A. In WBCSD students are spoken to or sent e-mails from their teachers providing them with set times and dates to complete a “redo” or demonstrate new learning or improved understanding. The staff continues their professional development and communications regarding standardized approaches for addressing communications on “redo” work. Parents, students and staff should also understand that “redo” processes within subject area will vary to some degree.

Q. Some parents have expressed concerns that the school is not preparing children for the “real world” — college or a job — by allowing late assignments. How would you respond to that?

A. In the real world, people not only redo their work, but it is expected.  This hasn’t always been true in our traditional schooling or assessment practices.  In a standards-based setting, quality work matters.  At the prekindergarten-12 levels, our teachers are working to provide students with multiple opportunities and settings to become secure or demonstrate mastery of foundational skills, concepts and content standards. Teachers utilized rubrics to inform stakeholders of the work needed to be secure in reaching a standard. Also, we want students intrinsically motivated about their learning. This is what the real world wants from our students, thinkers, creators, problem-solvers and collaborators!

Q. There are many jobs where an employee does not get a second chance — lawyers, architects, firemen, reporters, construction workers — and missing a deadline could mean losing your job, or worse.
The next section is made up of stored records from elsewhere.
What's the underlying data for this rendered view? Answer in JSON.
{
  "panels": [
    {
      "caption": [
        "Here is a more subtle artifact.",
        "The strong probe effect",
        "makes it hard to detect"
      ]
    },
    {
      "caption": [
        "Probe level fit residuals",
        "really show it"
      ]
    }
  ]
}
How does the school district try to prepare students for that?

A. “Redoing” your work to improve its quality or to deepen one’s understanding does not negate the fact that there are deadlines or critical decisions to make about your work. Each of the careers or jobs listed above has continuing education requirements to meet professional standards. They are “redoing” and updating all the time. We want to significantly reduce time as a variable in the learning processes for our students.
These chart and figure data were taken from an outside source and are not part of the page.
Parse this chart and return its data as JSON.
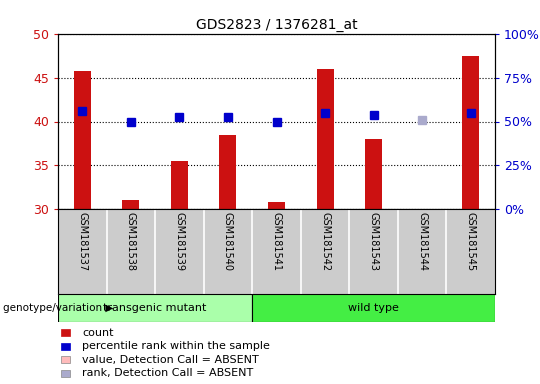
{
  "title": "GDS2823 / 1376281_at",
  "samples": [
    "GSM181537",
    "GSM181538",
    "GSM181539",
    "GSM181540",
    "GSM181541",
    "GSM181542",
    "GSM181543",
    "GSM181544",
    "GSM181545"
  ],
  "count_values": [
    45.8,
    31.0,
    35.5,
    38.5,
    30.8,
    46.0,
    38.0,
    30.0,
    47.5
  ],
  "rank_values": [
    41.2,
    40.0,
    40.5,
    40.5,
    40.0,
    41.0,
    40.8,
    40.2,
    41.0
  ],
  "absent_flags": [
    false,
    false,
    false,
    false,
    false,
    false,
    false,
    true,
    false
  ],
  "ylim_left": [
    30,
    50
  ],
  "ylim_right": [
    0,
    100
  ],
  "yticks_left": [
    30,
    35,
    40,
    45,
    50
  ],
  "yticks_right": [
    0,
    25,
    50,
    75,
    100
  ],
  "bar_color_present": "#cc1111",
  "bar_color_absent": "#ffbbbb",
  "rank_color_present": "#0000cc",
  "rank_color_absent": "#aaaacc",
  "group1_label": "transgenic mutant",
  "group2_label": "wild type",
  "group1_color": "#aaffaa",
  "group2_color": "#44ee44",
  "group1_indices": [
    0,
    1,
    2,
    3
  ],
  "group2_indices": [
    4,
    5,
    6,
    7,
    8
  ],
  "legend_items": [
    {
      "label": "count",
      "color": "#cc1111"
    },
    {
      "label": "percentile rank within the sample",
      "color": "#0000cc"
    },
    {
      "label": "value, Detection Call = ABSENT",
      "color": "#ffbbbb"
    },
    {
      "label": "rank, Detection Call = ABSENT",
      "color": "#aaaacc"
    }
  ],
  "genotype_label": "genotype/variation",
  "left_ytick_color": "#cc1111",
  "right_ytick_color": "#0000cc",
  "bar_width": 0.35,
  "rank_marker_size": 6
}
Q. Is standards-based grading of interest to schools because of the pressures of No Child Left Behind? Why or why not? 

A. Actually, No Child Left Behind (N.L.C.B.) has served as the impetus for educators to move beyond the often minimal, snapshot measures of learners that standardized testing provides. N.C.L.B. has been a good tool for schools to begin the process of looking at data. It is important information and provides communities with a snapshot of information about their learners and schools; herein lies the problem — it is only a snapshot. Schools use this information for looking at the strengths and weaknesses of students, but in truth, it often has little impact on improving or changing teacher practices for increased student learning. Schools are implementing data teams, using common formative assessments and Response-to-Intervention (RtI) processes.
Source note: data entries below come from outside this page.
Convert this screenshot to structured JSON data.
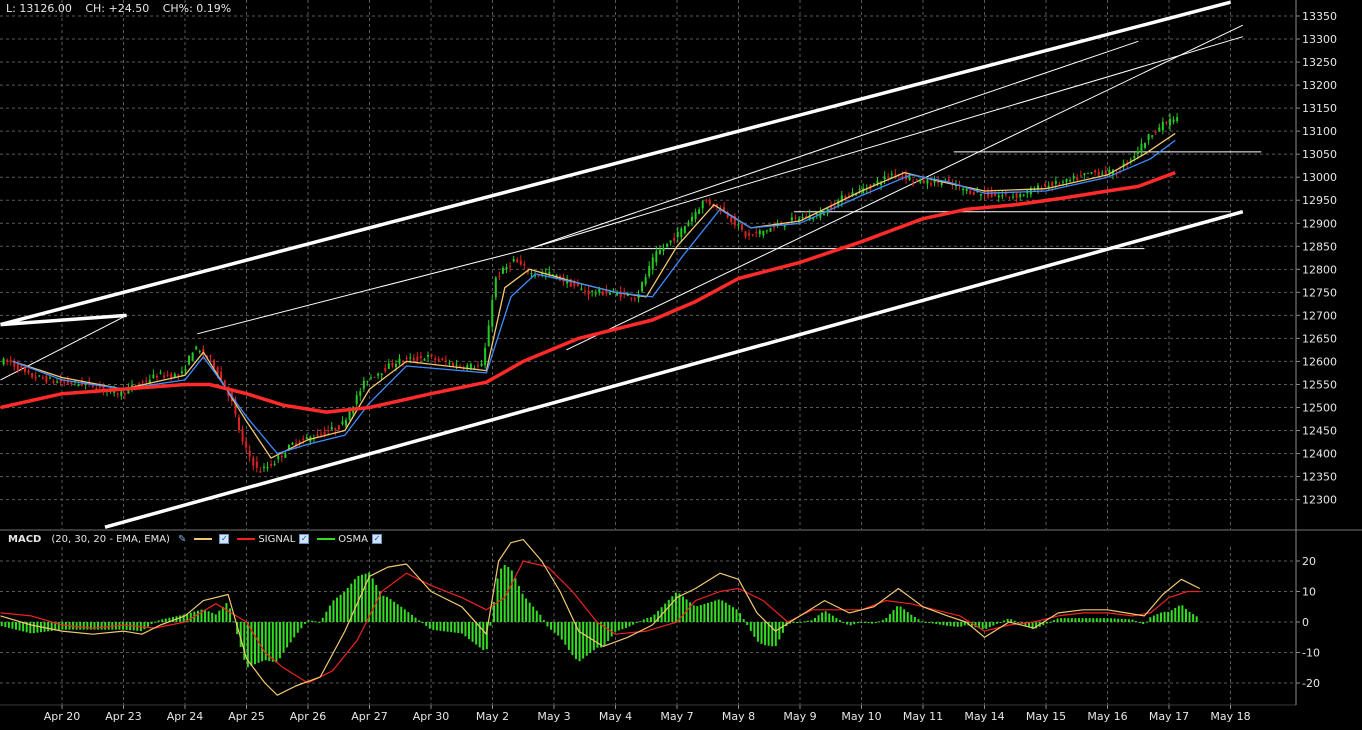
{
  "info_bar": {
    "last": "L: 13126.00",
    "change": "CH: +24.50",
    "change_pct": "CH%: 0.19%"
  },
  "colors": {
    "background": "#000000",
    "grid": "#5a5a5a",
    "up_candle": "#22cc22",
    "down_candle": "#dd2222",
    "ema_fast": "#f0c870",
    "ema_slow": "#3f8cff",
    "ma_long": "#ff2a2a",
    "trendline": "#ffffff",
    "macd_line": "#f0c870",
    "signal_line": "#ee2222",
    "osma": "#33dd22"
  },
  "macd_legend": {
    "name": "MACD",
    "params": "(20, 30, 20 - EMA, EMA)",
    "macd_icon": "pencil-icon",
    "signal_label": "SIGNAL",
    "osma_label": "OSMA"
  },
  "chart_data": [
    {
      "type": "candlestick",
      "title": "",
      "x": [
        "Apr 20",
        "Apr 23",
        "Apr 24",
        "Apr 25",
        "Apr 26",
        "Apr 27",
        "Apr 30",
        "May 2",
        "May 3",
        "May 4",
        "May 7",
        "May 8",
        "May 9",
        "May 10",
        "May 11",
        "May 14",
        "May 15",
        "May 16",
        "May 17",
        "May 18"
      ],
      "ylim": [
        12250,
        13375
      ],
      "yticks": [
        12300,
        12350,
        12400,
        12450,
        12500,
        12550,
        12600,
        12650,
        12700,
        12750,
        12800,
        12850,
        12900,
        12950,
        13000,
        13050,
        13100,
        13150,
        13200,
        13250,
        13300,
        13350
      ],
      "grid": true,
      "price_path": [
        [
          -0.8,
          12600
        ],
        [
          -0.5,
          12570
        ],
        [
          0,
          12555
        ],
        [
          0.5,
          12550
        ],
        [
          1,
          12530
        ],
        [
          1.3,
          12550
        ],
        [
          1.6,
          12570
        ],
        [
          2,
          12570
        ],
        [
          2.2,
          12630
        ],
        [
          2.5,
          12600
        ],
        [
          2.8,
          12520
        ],
        [
          3.0,
          12420
        ],
        [
          3.25,
          12360
        ],
        [
          3.5,
          12380
        ],
        [
          3.8,
          12420
        ],
        [
          4.2,
          12440
        ],
        [
          4.6,
          12460
        ],
        [
          5.0,
          12560
        ],
        [
          5.5,
          12600
        ],
        [
          6.0,
          12610
        ],
        [
          6.5,
          12590
        ],
        [
          6.9,
          12590
        ],
        [
          7.1,
          12780
        ],
        [
          7.4,
          12820
        ],
        [
          7.7,
          12790
        ],
        [
          8.0,
          12790
        ],
        [
          8.3,
          12770
        ],
        [
          8.6,
          12750
        ],
        [
          9.0,
          12750
        ],
        [
          9.4,
          12740
        ],
        [
          9.7,
          12830
        ],
        [
          10.1,
          12880
        ],
        [
          10.5,
          12950
        ],
        [
          10.8,
          12930
        ],
        [
          11.2,
          12870
        ],
        [
          11.6,
          12890
        ],
        [
          12.0,
          12910
        ],
        [
          12.4,
          12920
        ],
        [
          12.8,
          12960
        ],
        [
          13.2,
          12980
        ],
        [
          13.6,
          13010
        ],
        [
          14.0,
          12990
        ],
        [
          14.4,
          12990
        ],
        [
          14.8,
          12970
        ],
        [
          15.2,
          12960
        ],
        [
          15.6,
          12960
        ],
        [
          16.0,
          12980
        ],
        [
          16.4,
          12990
        ],
        [
          16.8,
          13010
        ],
        [
          17.2,
          13010
        ],
        [
          17.5,
          13050
        ],
        [
          17.8,
          13100
        ],
        [
          18.1,
          13126
        ]
      ],
      "series": [
        {
          "kind": "ema_fast",
          "values": [
            [
              -0.8,
              12600
            ],
            [
              0,
              12565
            ],
            [
              1,
              12540
            ],
            [
              2,
              12570
            ],
            [
              2.3,
              12620
            ],
            [
              3.0,
              12470
            ],
            [
              3.4,
              12390
            ],
            [
              4.0,
              12430
            ],
            [
              4.6,
              12450
            ],
            [
              5.0,
              12540
            ],
            [
              5.6,
              12600
            ],
            [
              6.9,
              12580
            ],
            [
              7.2,
              12760
            ],
            [
              7.6,
              12800
            ],
            [
              8.4,
              12770
            ],
            [
              9.0,
              12750
            ],
            [
              9.5,
              12740
            ],
            [
              10.0,
              12850
            ],
            [
              10.6,
              12940
            ],
            [
              11.2,
              12890
            ],
            [
              12.0,
              12905
            ],
            [
              13.0,
              12970
            ],
            [
              13.7,
              13010
            ],
            [
              14.3,
              12990
            ],
            [
              15.0,
              12970
            ],
            [
              16.0,
              12975
            ],
            [
              17.0,
              13005
            ],
            [
              17.6,
              13050
            ],
            [
              18.1,
              13095
            ]
          ]
        },
        {
          "kind": "ema_slow",
          "values": [
            [
              -0.8,
              12600
            ],
            [
              0,
              12560
            ],
            [
              1,
              12540
            ],
            [
              2,
              12560
            ],
            [
              2.3,
              12610
            ],
            [
              3.0,
              12480
            ],
            [
              3.5,
              12400
            ],
            [
              4.0,
              12420
            ],
            [
              4.6,
              12440
            ],
            [
              5.0,
              12510
            ],
            [
              5.6,
              12590
            ],
            [
              6.9,
              12575
            ],
            [
              7.3,
              12740
            ],
            [
              7.7,
              12790
            ],
            [
              8.4,
              12770
            ],
            [
              9.0,
              12750
            ],
            [
              9.6,
              12740
            ],
            [
              10.1,
              12830
            ],
            [
              10.7,
              12930
            ],
            [
              11.2,
              12890
            ],
            [
              12.0,
              12900
            ],
            [
              13.0,
              12960
            ],
            [
              13.8,
              13005
            ],
            [
              14.4,
              12990
            ],
            [
              15.0,
              12965
            ],
            [
              16.0,
              12970
            ],
            [
              17.0,
              13000
            ],
            [
              17.7,
              13040
            ],
            [
              18.1,
              13080
            ]
          ]
        },
        {
          "kind": "ma_long",
          "values": [
            [
              -1,
              12500
            ],
            [
              0,
              12530
            ],
            [
              1,
              12540
            ],
            [
              2,
              12550
            ],
            [
              2.4,
              12550
            ],
            [
              3.0,
              12530
            ],
            [
              3.6,
              12505
            ],
            [
              4.3,
              12490
            ],
            [
              5.0,
              12500
            ],
            [
              6.0,
              12530
            ],
            [
              6.9,
              12555
            ],
            [
              7.5,
              12600
            ],
            [
              8.4,
              12650
            ],
            [
              9.0,
              12670
            ],
            [
              9.6,
              12690
            ],
            [
              10.3,
              12730
            ],
            [
              11.0,
              12780
            ],
            [
              12.0,
              12815
            ],
            [
              13.0,
              12860
            ],
            [
              14.0,
              12910
            ],
            [
              14.7,
              12930
            ],
            [
              15.5,
              12940
            ],
            [
              16.3,
              12955
            ],
            [
              17.0,
              12970
            ],
            [
              17.5,
              12980
            ],
            [
              18.1,
              13010
            ]
          ]
        }
      ],
      "trendlines": [
        {
          "kind": "channel",
          "points": [
            [
              -1,
              12680
            ],
            [
              1.05,
              12700
            ]
          ]
        },
        {
          "kind": "channel",
          "points": [
            [
              -1,
              12680
            ],
            [
              19.0,
              13380
            ]
          ]
        },
        {
          "kind": "channel",
          "points": [
            [
              0.7,
              12240
            ],
            [
              19.2,
              12925
            ]
          ]
        },
        {
          "kind": "thin",
          "points": [
            [
              -1,
              12560
            ],
            [
              1.05,
              12700
            ]
          ]
        },
        {
          "kind": "thin",
          "points": [
            [
              2.2,
              12660
            ],
            [
              7.6,
              12845
            ],
            [
              17.5,
              13295
            ]
          ]
        },
        {
          "kind": "thin",
          "points": [
            [
              7.6,
              12845
            ],
            [
              19.2,
              13305
            ]
          ]
        },
        {
          "kind": "thin",
          "points": [
            [
              8.2,
              12625
            ],
            [
              19.2,
              13330
            ]
          ]
        },
        {
          "kind": "thin",
          "points": [
            [
              7.6,
              12845
            ],
            [
              17.6,
              12845
            ]
          ]
        },
        {
          "kind": "thin",
          "points": [
            [
              11.9,
              12925
            ],
            [
              19.0,
              12925
            ]
          ]
        },
        {
          "kind": "thin",
          "points": [
            [
              14.5,
              13055
            ],
            [
              19.5,
              13055
            ]
          ]
        }
      ]
    },
    {
      "type": "line",
      "title": "MACD",
      "ylim": [
        -27,
        31
      ],
      "yticks": [
        -20,
        -10,
        0,
        10,
        20
      ],
      "series": [
        {
          "name": "MACD",
          "kind": "macd",
          "values": [
            [
              -1,
              2
            ],
            [
              -0.5,
              -1
            ],
            [
              0,
              -3
            ],
            [
              0.5,
              -4
            ],
            [
              1,
              -3
            ],
            [
              1.3,
              -4
            ],
            [
              1.6,
              -1
            ],
            [
              2,
              2
            ],
            [
              2.3,
              7
            ],
            [
              2.7,
              9
            ],
            [
              3.0,
              -12
            ],
            [
              3.3,
              -20
            ],
            [
              3.5,
              -24
            ],
            [
              3.8,
              -21
            ],
            [
              4.2,
              -18
            ],
            [
              4.6,
              -3
            ],
            [
              5.0,
              15
            ],
            [
              5.3,
              18
            ],
            [
              5.6,
              19
            ],
            [
              6.0,
              10
            ],
            [
              6.5,
              5
            ],
            [
              6.9,
              -4
            ],
            [
              7.1,
              20
            ],
            [
              7.3,
              26
            ],
            [
              7.5,
              27
            ],
            [
              7.8,
              20
            ],
            [
              8.1,
              10
            ],
            [
              8.4,
              -3
            ],
            [
              8.8,
              -8
            ],
            [
              9.2,
              -5
            ],
            [
              9.6,
              -1
            ],
            [
              10.0,
              8
            ],
            [
              10.3,
              11
            ],
            [
              10.7,
              16
            ],
            [
              11.0,
              14
            ],
            [
              11.3,
              3
            ],
            [
              11.6,
              -3
            ],
            [
              12.0,
              2
            ],
            [
              12.4,
              7
            ],
            [
              12.8,
              3
            ],
            [
              13.2,
              5
            ],
            [
              13.6,
              11
            ],
            [
              14.0,
              5
            ],
            [
              14.4,
              2
            ],
            [
              14.7,
              0
            ],
            [
              15.0,
              -5
            ],
            [
              15.4,
              0
            ],
            [
              15.8,
              -2
            ],
            [
              16.2,
              3
            ],
            [
              16.6,
              4
            ],
            [
              17.0,
              4
            ],
            [
              17.3,
              3
            ],
            [
              17.6,
              2
            ],
            [
              17.9,
              9
            ],
            [
              18.2,
              14
            ],
            [
              18.5,
              11
            ]
          ]
        },
        {
          "name": "SIGNAL",
          "kind": "signal",
          "values": [
            [
              -1,
              3
            ],
            [
              -0.5,
              2
            ],
            [
              0,
              -1
            ],
            [
              0.5,
              -2
            ],
            [
              1,
              -1
            ],
            [
              1.5,
              -2
            ],
            [
              2,
              0
            ],
            [
              2.5,
              6
            ],
            [
              3.0,
              0
            ],
            [
              3.3,
              -10
            ],
            [
              3.6,
              -15
            ],
            [
              4.0,
              -20
            ],
            [
              4.4,
              -16
            ],
            [
              4.8,
              -6
            ],
            [
              5.2,
              10
            ],
            [
              5.6,
              16
            ],
            [
              6.0,
              12
            ],
            [
              6.5,
              8
            ],
            [
              6.9,
              4
            ],
            [
              7.2,
              8
            ],
            [
              7.5,
              20
            ],
            [
              7.9,
              18
            ],
            [
              8.3,
              10
            ],
            [
              8.7,
              0
            ],
            [
              9.0,
              -4
            ],
            [
              9.5,
              -3
            ],
            [
              10.0,
              0
            ],
            [
              10.3,
              7
            ],
            [
              10.7,
              10
            ],
            [
              11.0,
              11
            ],
            [
              11.4,
              7
            ],
            [
              11.8,
              0
            ],
            [
              12.2,
              4
            ],
            [
              12.6,
              4
            ],
            [
              13.0,
              4
            ],
            [
              13.4,
              7
            ],
            [
              13.8,
              6
            ],
            [
              14.2,
              4
            ],
            [
              14.6,
              2
            ],
            [
              15.0,
              -3
            ],
            [
              15.4,
              -1
            ],
            [
              15.8,
              0
            ],
            [
              16.2,
              2
            ],
            [
              16.6,
              3
            ],
            [
              17.0,
              3
            ],
            [
              17.4,
              2
            ],
            [
              17.7,
              3
            ],
            [
              18.0,
              8
            ],
            [
              18.3,
              10
            ],
            [
              18.5,
              10
            ]
          ]
        }
      ]
    }
  ]
}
Q. If grades begin to slip, or if behavior takes a noticeable dip, or if more homework is not getting done, will the school district consider reverting to the old system?

A. Schools need to be professional learning environments. We will monitor our work toward implementing a standards-based and standards-referenced grading and reporting system closely. Inherent in this question is the idea that, “Even though the old, traditional grading system has many problems; the new system is going to take time and there could be a implementation dip, so the District might need to return to it.”

As educators, if we are sincere in our efforts to get to the heart of student learning, then we will continue to refine and drive a system based purely on what students know and are able to do.

Our great students, parents and grandparents need to know we are dedicated to the notion of continuous improvement. We are asking hard questions and beginning the difficult, yet worthwhile, work needed provide our students with a 21st Century, real-world education. There is plenty of evidence suggesting the status quo is no longer good enough. Now in my 25th year of education, I have no doubt that building standards and competency-based, personalized learning systems is the right work!